Seçim bu nedenle yapıldı ama bu sonucu vermedi.
Demirel ve DYP’si “oy patlaması” peşindeydi, olmadı, genel seçmen kitlesinin ancak % 22,1 oyunu alabildi DYP, geçerli oyların ise % 27’sini. Her türlü olanağı kullanan ANAP 2. parti olmayı başardı. Sosyal demokrasi kendini büyük bir moral bozukluğu içine iten önemli bir yenilgi aldı. SHP çok oy kaybetti, DSP fazla kazanamadı, barajı güç bela aştı. Refah içinde gerçekleşen şeriatçı-faşist ittifak “anti-emperyalizm” ve “düzen değişikliği” propagandalarıyla belirli bir başarı sağladı. Ancak sermaye amaçlarına ulaşamadı.
Yoğun propaganda ve para cezası tehdidine karşın oy kullanma oranı çok düşük oldu. Seçimlere katılmama oranı % 16,8’dir. Oysa 1987 genel seçiminde bu oran % 10 dolayındaydı. Yine geçersiz oy oranı oldukça yüksektir: % 2,2. Bu kitlenin, asıl gövdesi ya da çoğunluğuyla politikadan uzak olduğu söylenemez. Burada belirgin bir protesto ve düzenden, parlamento ve seçimlerden uzaklık eğilimini saptamak doğrudur.

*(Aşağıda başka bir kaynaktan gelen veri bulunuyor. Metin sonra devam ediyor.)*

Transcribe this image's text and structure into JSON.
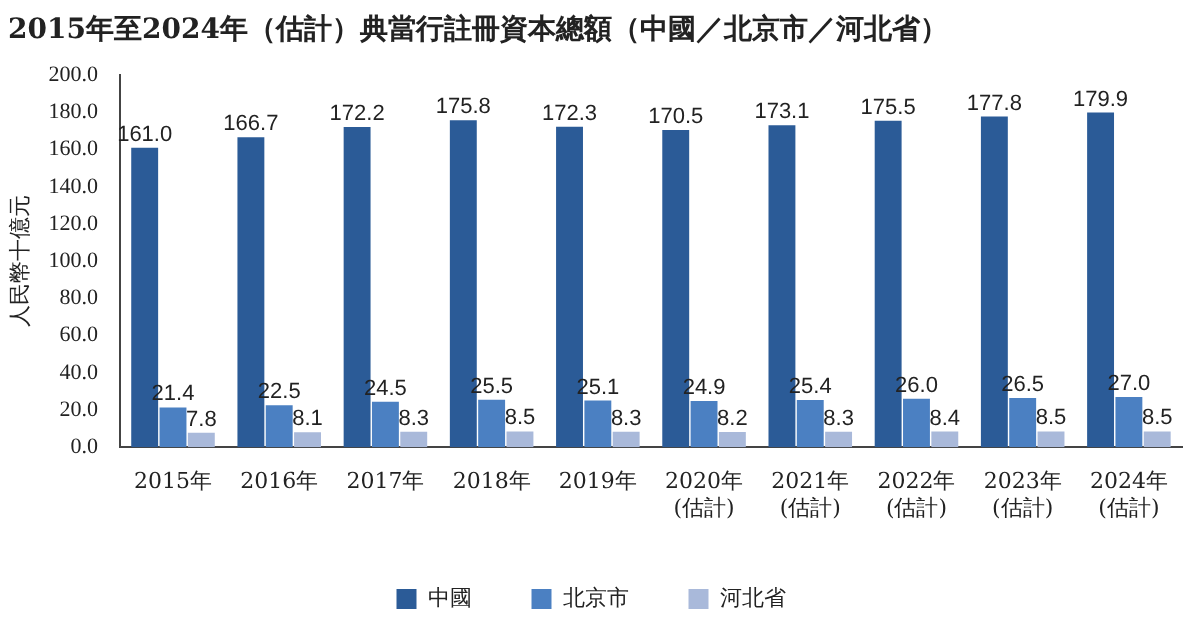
{
  "chart_data": {
    "type": "bar",
    "title": "2015年至2024年（估計）典當行註冊資本總額（中國／北京市／河北省）",
    "ylabel": "人民幣十億元",
    "categories": [
      "2015年",
      "2016年",
      "2017年",
      "2018年",
      "2019年",
      "2020年\n(估計)",
      "2021年\n(估計)",
      "2022年\n(估計)",
      "2023年\n(估計)",
      "2024年\n(估計)"
    ],
    "series": [
      {
        "name": "中國",
        "color": "#2b5b97",
        "values": [
          161.0,
          166.7,
          172.2,
          175.8,
          172.3,
          170.5,
          173.1,
          175.5,
          177.8,
          179.9
        ],
        "value_labels": [
          "161.0",
          "166.7",
          "172.2",
          "175.8",
          "172.3",
          "170.5",
          "173.1",
          "175.5",
          "177.8",
          "179.9"
        ]
      },
      {
        "name": "北京市",
        "color": "#4b80c2",
        "values": [
          21.4,
          22.5,
          24.5,
          25.5,
          25.1,
          24.9,
          25.4,
          26.0,
          26.5,
          27.0
        ],
        "value_labels": [
          "21.4",
          "22.5",
          "24.5",
          "25.5",
          "25.1",
          "24.9",
          "25.4",
          "26.0",
          "26.5",
          "27.0"
        ]
      },
      {
        "name": "河北省",
        "color": "#a9b9da",
        "values": [
          7.8,
          8.1,
          8.3,
          8.5,
          8.3,
          8.2,
          8.3,
          8.4,
          8.5,
          8.5
        ],
        "value_labels": [
          "7.8",
          "8.1",
          "8.3",
          "8.5",
          "8.3",
          "8.2",
          "8.3",
          "8.4",
          "8.5",
          "8.5"
        ]
      }
    ],
    "ylim": [
      0,
      200
    ],
    "yticks": [
      {
        "value": 0,
        "label": "0.0"
      },
      {
        "value": 20,
        "label": "20.0"
      },
      {
        "value": 40,
        "label": "40.0"
      },
      {
        "value": 60,
        "label": "60.0"
      },
      {
        "value": 80,
        "label": "80.0"
      },
      {
        "value": 100,
        "label": "100.0"
      },
      {
        "value": 120,
        "label": "120.0"
      },
      {
        "value": 140,
        "label": "140.0"
      },
      {
        "value": 160,
        "label": "160.0"
      },
      {
        "value": 180,
        "label": "180.0"
      },
      {
        "value": 200,
        "label": "200.0"
      }
    ],
    "grid": false,
    "legend": "bottom"
  }
}
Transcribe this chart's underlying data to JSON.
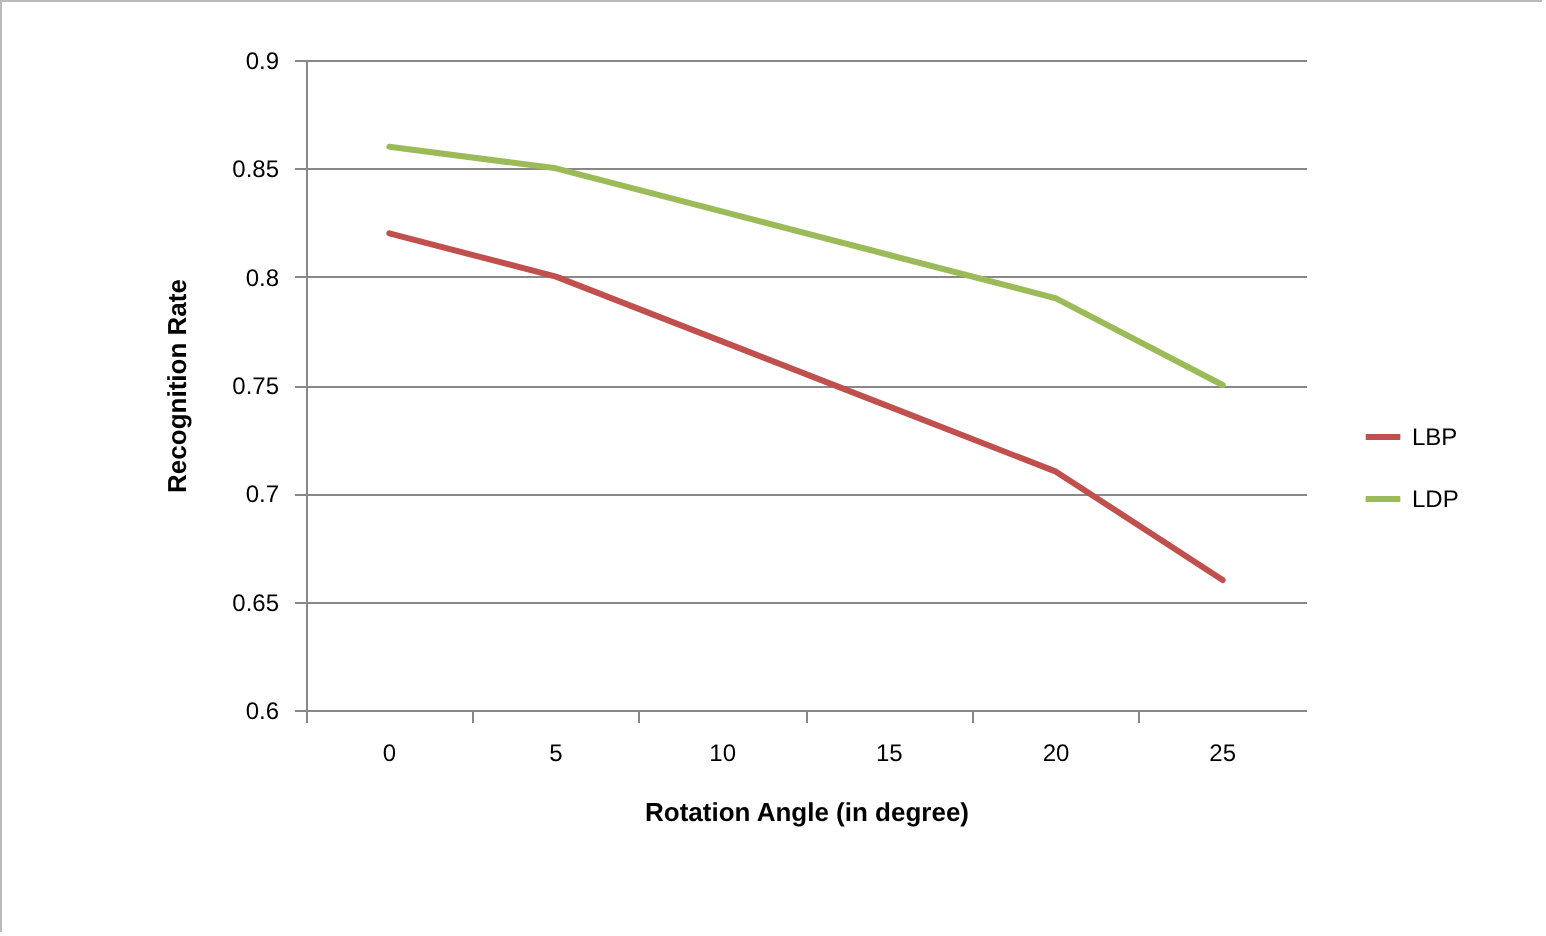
{
  "chart_data": {
    "type": "line",
    "xlabel": "Rotation Angle (in degree)",
    "ylabel": "Recognition Rate",
    "categories": [
      "0",
      "5",
      "10",
      "15",
      "20",
      "25"
    ],
    "series": [
      {
        "name": "LBP",
        "color": "#c0504d",
        "values": [
          0.82,
          0.8,
          0.77,
          0.74,
          0.71,
          0.66
        ]
      },
      {
        "name": "LDP",
        "color": "#9bbb59",
        "values": [
          0.86,
          0.85,
          0.83,
          0.81,
          0.79,
          0.75
        ]
      }
    ],
    "ylim": [
      0.6,
      0.9
    ],
    "yticks": [
      0.6,
      0.65,
      0.7,
      0.75,
      0.8,
      0.85,
      0.9
    ],
    "grid": "y",
    "legend": "right",
    "marker": "none",
    "line_style": "solid"
  }
}
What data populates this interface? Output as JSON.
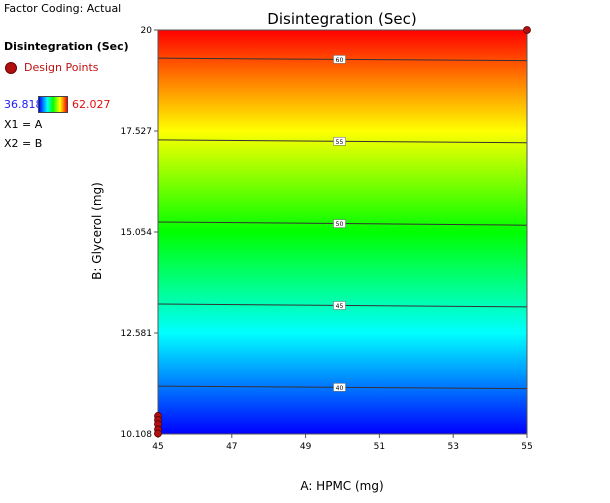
{
  "legend": {
    "factor_coding": "Factor Coding: Actual",
    "response_name": "Disintegration (Sec)",
    "design_points_label": "Design Points",
    "range_min": "36.818",
    "range_max": "62.027",
    "x1_map": "X1 = A",
    "x2_map": "X2 = B"
  },
  "chart_data": {
    "type": "heatmap",
    "subtype": "contour",
    "title": "Disintegration (Sec)",
    "xlabel": "A: HPMC (mg)",
    "ylabel": "B: Glycerol (mg)",
    "xlim": [
      45,
      55
    ],
    "ylim": [
      10.108,
      20
    ],
    "x_ticks": [
      45,
      47,
      49,
      51,
      53,
      55
    ],
    "x_tick_labels": [
      "45",
      "47",
      "49",
      "51",
      "53",
      "55"
    ],
    "y_ticks": [
      10.108,
      12.581,
      15.054,
      17.527,
      20
    ],
    "y_tick_labels": [
      "10.108",
      "12.581",
      "15.054",
      "17.527",
      "20"
    ],
    "color_range": [
      36.818,
      62.027
    ],
    "colorscale": [
      "#0000ff",
      "#00ffff",
      "#00ff00",
      "#ffff00",
      "#ff0000"
    ],
    "contours": [
      {
        "level": 40,
        "label": "40",
        "b_left": 11.28,
        "b_right": 11.22
      },
      {
        "level": 45,
        "label": "45",
        "b_left": 13.29,
        "b_right": 13.22
      },
      {
        "level": 50,
        "label": "50",
        "b_left": 15.3,
        "b_right": 15.22
      },
      {
        "level": 55,
        "label": "55",
        "b_left": 17.31,
        "b_right": 17.24
      },
      {
        "level": 60,
        "label": "60",
        "b_left": 19.31,
        "b_right": 19.25
      }
    ],
    "grid": false,
    "design_points": [
      {
        "x": 55,
        "y": 20
      },
      {
        "x": 45,
        "y": 10.55
      },
      {
        "x": 45,
        "y": 10.45
      },
      {
        "x": 45,
        "y": 10.35
      },
      {
        "x": 45,
        "y": 10.22
      },
      {
        "x": 45,
        "y": 10.12
      }
    ]
  }
}
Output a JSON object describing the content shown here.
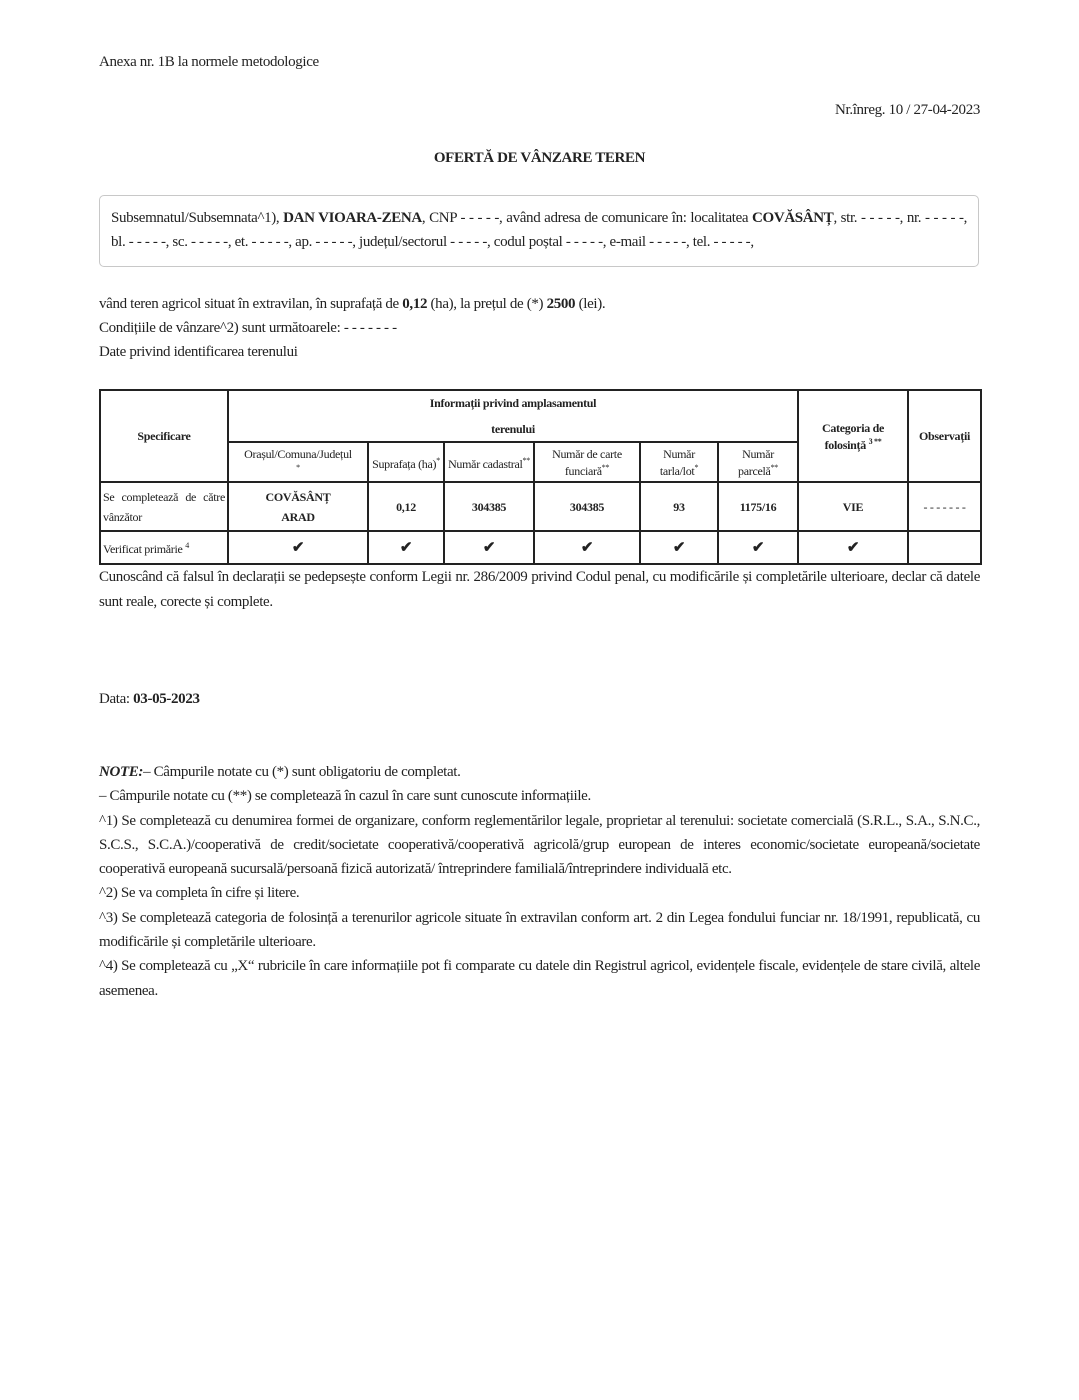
{
  "header": {
    "annex": "Anexa nr. 1B la normele metodologice",
    "registration": "Nr.înreg. 10 / 27-04-2023",
    "title": "OFERTĂ DE VÂNZARE TEREN"
  },
  "declarant": {
    "p1": "Subsemnatul/Subsemnata^1), ",
    "name": "DAN VIOARA-ZENA",
    "p2": ", CNP - - - - -, având adresa de comunicare în: localitatea ",
    "locality": "COVĂSÂNȚ",
    "p3": ", str. - - - - -, nr. - - - - -, bl. - - - - -, sc. - - - - -, et. - - - - -, ap. - - - - -, județul/sectorul - - - - -, codul poștal - - - - -, e-mail - - - - -, tel. - - - - -,"
  },
  "offer": {
    "p1": "vând teren agricol situat în extravilan, în suprafață de ",
    "area": "0,12",
    "p2": " (ha), la prețul de (*) ",
    "price": "2500",
    "p3": " (lei).",
    "conditions": "Condițiile de vânzare^2) sunt următoarele: - - - - - - -",
    "identification": "Date privind identificarea terenului"
  },
  "table": {
    "h_spec": "Specificare",
    "h_info_1": "Informații privind amplasamentul",
    "h_info_2": "terenului",
    "h_cat": "Categoria de folosință",
    "h_cat_sup": "3 **",
    "h_obs": "Observații",
    "sub": [
      {
        "label": "Orașul/Comuna/Județul",
        "sup": "*"
      },
      {
        "label": "Suprafața (ha)",
        "sup": "*"
      },
      {
        "label": "Număr cadastral",
        "sup": "**"
      },
      {
        "label": "Număr de carte funciară",
        "sup": "**"
      },
      {
        "label": "Număr tarla/lot",
        "sup": "*"
      },
      {
        "label": "Număr parcelă",
        "sup": "**"
      }
    ],
    "row1": {
      "label": "Se completează de către vânzător",
      "locality": "COVĂSÂNȚ",
      "county": "ARAD",
      "area": "0,12",
      "cadastral": "304385",
      "land_book": "304385",
      "tarla": "93",
      "parcel": "1175/16",
      "category": "VIE",
      "observations": "- - - - - - -"
    },
    "row2": {
      "label": "Verificat primărie",
      "label_sup": "4",
      "check": "✔"
    }
  },
  "statement": "Cunoscând că falsul în declarații se pedepsește conform Legii nr. 286/2009 privind Codul penal, cu modificările și completările ulterioare, declar că datele sunt reale, corecte și complete.",
  "date": {
    "label": "Data: ",
    "value": "03-05-2023"
  },
  "notes": {
    "label": "NOTE:",
    "n0": "– Câmpurile notate cu (*) sunt obligatoriu de completat.",
    "n1": "– Câmpurile notate cu (**) se completează în cazul în care sunt cunoscute informațiile.",
    "n2": "^1) Se completează cu denumirea formei de organizare, conform reglementărilor legale, proprietar al terenului: societate comercială (S.R.L., S.A., S.N.C., S.C.S., S.C.A.)/cooperativă de credit/societate cooperativă/cooperativă agricolă/grup european de interes economic/societate europeană/societate cooperativă europeană sucursală/persoană fizică autorizată/ întreprindere familială/întreprindere individuală etc.",
    "n3": "^2) Se va completa în cifre și litere.",
    "n4": "^3) Se completează categoria de folosință a terenurilor agricole situate în extravilan conform art. 2 din Legea fondului funciar nr. 18/1991, republicată, cu modificările și completările ulterioare.",
    "n5": "^4) Se completează cu „X“ rubricile în care informațiile pot fi comparate cu datele din Registrul agricol, evidențele fiscale, evidențele de stare civilă, altele asemenea."
  }
}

Hele büyük şehirlerde bu eğilim çok açık görülebilmektedir. Oy kullanmayan ve geçersiz oy kullananlar sosyal demokrat partilerden kopan ve ama sağ partilere de yönelmeyenler arasından çıkmaktadır. Rakamla konuşmak gerekirse, İstanbul’da 3 sağcı gerici parti, ANAP, DYP, RP, 1987’de toplam oyların % 51,2’sini alırken bu seçimde % 49’unu alabilmişler, yani oy kaybetmişlerdir. SHP ve DSP birlikte 1987’de % 34,9 oranında oy toplarken bu kez % 27’de kalmışlardır. Sosyal demokrasinin İstanbul’da oy kayıp oranı % 7,9’dur. Her ne kadar sosyal demokratların kendileri dâhil geniş bir çevre, Türkiye’nin sağa kaydığını söylemekteyse de, rakamlar bunu yalanlamaktadır; sağ partilerin de oyu artmamış, tersine eksilmiştir. Ve üstelik başta Erbakan ve Demirel olmak üzere sağ, sol söylem kullanarak oy toplayabilmiştir. Ama İstanbul’da oy oranı oldukça yükselen bir kategori vardır. Başlıca sosyal demokrasinin kaybettiği oylar esas ağırlığıyla düzen dışına kaymıştır. “Yüzer-gezer” oylar bir yana, sosyal demokrasi sağ partilere değil düzen dışılığa yönelik oyları elinden kaçırmıştır. 1987’de % 10,3 iken, erken seçimde İstanbul’da oy kullanmama oranı % 21,7 olmuştur. Kimse kendini aldatmasın. % 11,4 artış gösteren oy kullanmama oranının de-polotizasyon ifade ettiği kesinlikle söylenemez. Bu kitlenin büyük çoğunluğu sosyal demokrasiyi de yetersiz gören, düzen içi çözüm öneriyle tatmin edilemeyen emekçilerdir. Ve bu oranın özellikle İstanbul’da yüksek oluşu da anlamlıdır. İstanbul ülkenin her yönden, bu arada siyasal açıdan da en gelişkin bölgesidir. Burada kendisini ülke ortalamasının yaklaşık 5 puan üzerinde ortaya koyan oy kullanmama ve düzen dışına kayma eğilimi ülke çapında yayılacaktır. Üstelik İzmir’de de benzer bir durum görülmektedir. İzmir’de sağ partilerin toplam oyu % 49,3’den % 48,1’e, sosyal demokratların oyları % 41’den % 32,9’a gerilerken oy kullanmama oranı % 6,5’den % 15,8’e fırlamıştır.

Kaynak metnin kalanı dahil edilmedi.